Statistics Show It: Continued Aggressive Merger Enforcement in Oil Industries

Sarah Pojanowski

Published: American Bar Association Fuel & Energy Industry Committee of the Section of Antitrust Law, The Energy Antitrust News (Winter 2008).

On December 1, 2008, the Federal Trade Commission released its biannual report updating the agencys statistics on horizontal merger investigations. The report encapsulates enforcement data from 1996 through 2007, including industry-specific data from 1998 through 2007.

One thing is clear from the report: The Commission continues to take enforcement action at lower levels of market concentration in the oil industry, when compared with other industries it investigates.

The Numbers

The FTC report analyzes industry data through two benchmarks: the number of significant competitors in a relevant market and the concentration based on market shares using the Herfindahl-Hirschman Index.
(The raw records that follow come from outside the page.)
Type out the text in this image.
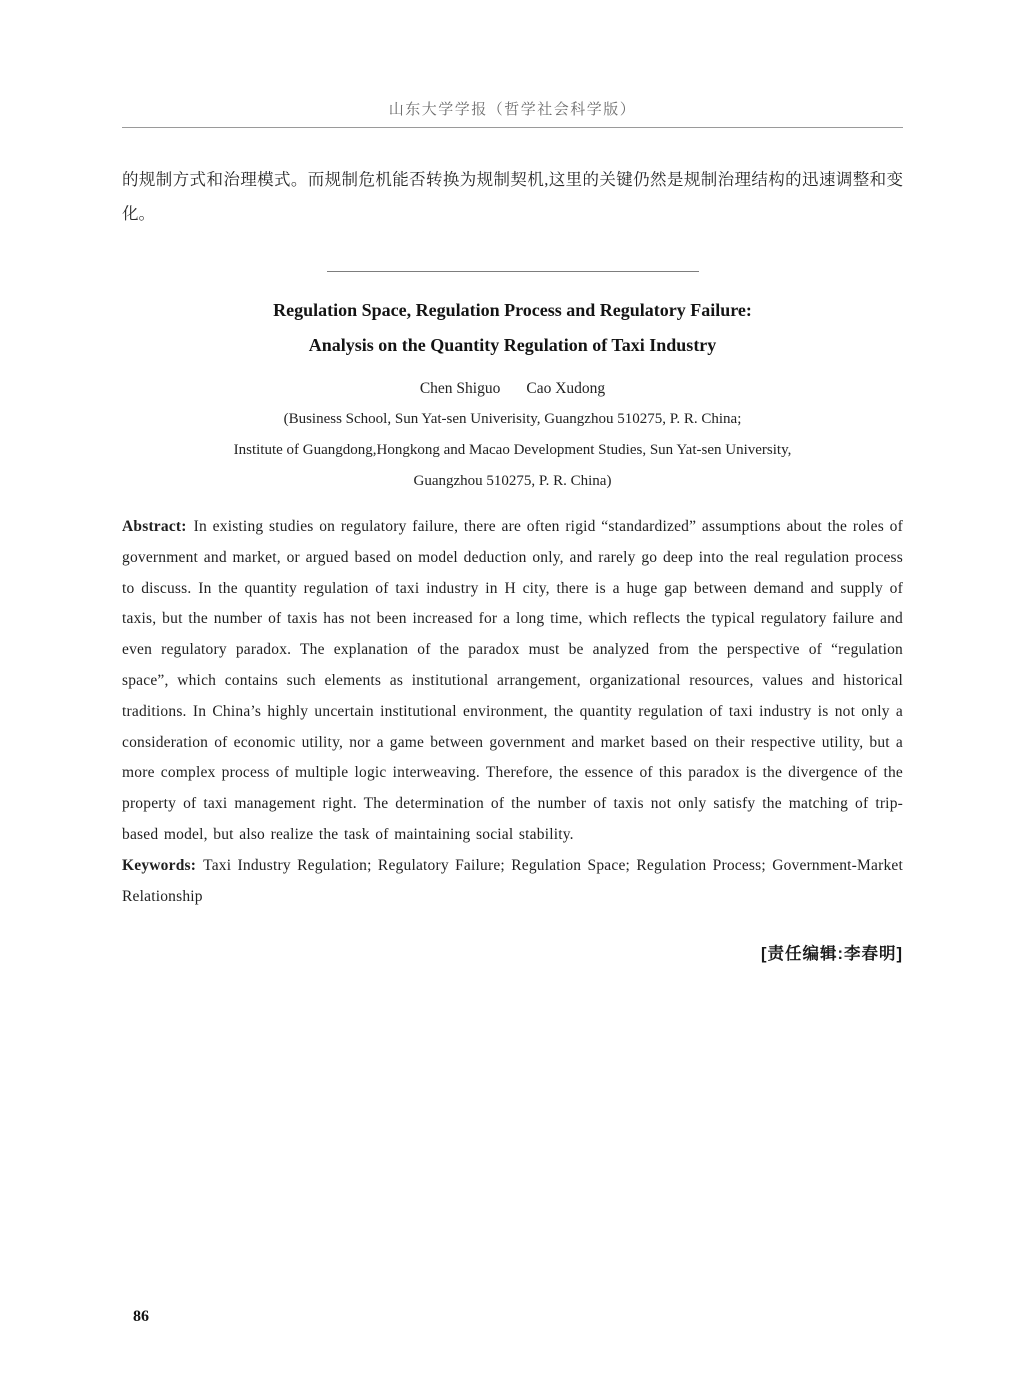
山东大学学报（哲学社会科学版）

的规制方式和治理模式。而规制危机能否转换为规制契机,这里的关键仍然是规制治理结构的迅速调整和变化。

Regulation Space, Regulation Process and Regulatory Failure:
Analysis on the Quantity Regulation of Taxi Industry
Chen Shiguo Cao Xudong
(Business School, Sun Yat-sen Univerisity, Guangzhou 510275, P. R. China;
Institute of Guangdong,Hongkong and Macao Development Studies, Sun Yat-sen University,
Guangzhou 510275, P. R. China)

Abstract: In existing studies on regulatory failure, there are often rigid “standardized” assumptions about the roles of government and market, or argued based on model deduction only, and rarely go deep into the real regulation process to discuss. In the quantity regulation of taxi industry in H city, there is a huge gap between demand and supply of taxis, but the number of taxis has not been increased for a long time, which reflects the typical regulatory failure and even regulatory paradox. The explanation of the paradox must be analyzed from the perspective of “regulation space”, which contains such elements as institutional arrangement, organizational resources, values and historical traditions. In China’s highly uncertain institutional environment, the quantity regulation of taxi industry is not only a consideration of economic utility, nor a game between government and market based on their respective utility, but a more complex process of multiple logic interweaving. Therefore, the essence of this paradox is the divergence of the property of taxi management right. The determination of the number of taxis not only satisfy the matching of trip-based model, but also realize the task of maintaining social stability.

Keywords: Taxi Industry Regulation; Regulatory Failure; Regulation Space; Regulation Process; Government-Market Relationship

[责任编辑:李春明]
86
The report defines a significant competitor as a firm that could independently affect the ability of the merged firms to achieve an anticompetitive outcome. The agency analyzed potential competitive effects based on the most plausible theory of competitive harm. For transactions raising coordination concerns, these figures include required participants in the collusive group. For monopolization concerns, they include close rivals and firms that could reposition in response to a price increase.

Since 1998, the FTC has brought enforcement actions in all oil industry mergers in relevant markets moving from four to three, three to two, or two to one significant competitor(s). In contrast, the FTC declined to undertake enforcement activity in 14 percent of all merger investigations involving four to three and fewer significant competitors.

Evidence of the agencys increased enforcement efforts in the oil industry shows up at the other end of the spectrum as well. In the oil industry, the FTC has challenged oil industry mergers in markets moving from seven to six significant competitors and more, up to ten-to-nine mergers. Over the same time, the Commission has not brought actions against seven-to-six mergers in markets in any other industries.

The FTCs HHI statistics from 19962007 tell the same story. Every transaction the FTC enforced with a post-merger HHI of less than 2000 (and there were 90 total) was in the oil industry. At least 75 percent of challenged transactions in the 2000 to 2400 range also were in the oil industry. Again, these numbers show substantially higher levels of FTC enforcement activity in oil markets with low to moderate levels of concentration than any other industry.
These numbers present at best a partial view of agency merger enforcement in the oil industry. These figures do not include mergers where significant competitor information was not available. Of 229 excluded markets, 199 involved the oil industry. As a result, FTC enforcement at low levels of market concentration in the oil industry may be more widespread than these numbers reflect.

These statistics serve as a starting point for an analysis of agency enforcement efforts. Of course, the FTC also considers other, case-specific market facts and circumstances when deciding whether enforcement action is appropriate.

Looking Forward

Before the recent fall in oil prices, public outcry over high gas prices had focused attention on the oil industry.  Congress openly criticized concentration levels in oil markets, despite the fact that most sectors of the petroleum industry generally remain unconcentrated or moderately concentrated.  

The Commission makes no secret of its aggressive enforcement policies in the oil industry. On behalf of the FTC, former Bureau of Economics Director Michael Salinger testified before the Joint Economic Committee of the United States Congress that:

the Commission has been particularly vigilant regarding mergers in the oil industry that could harm competition. It examines any merger and any course of conduct in the industry that has the potential to decrease competition and thus harm consumers of gasoline and other petroleum products.

There is every reason for companies to expect continued close scrutiny of oil mergers under the new administration.  President-elect Barack Obama has pledged to reinvigorate antitrust enforcement and step up review of merger activity.  He has specifically advocated increased enforcement in energy sectors.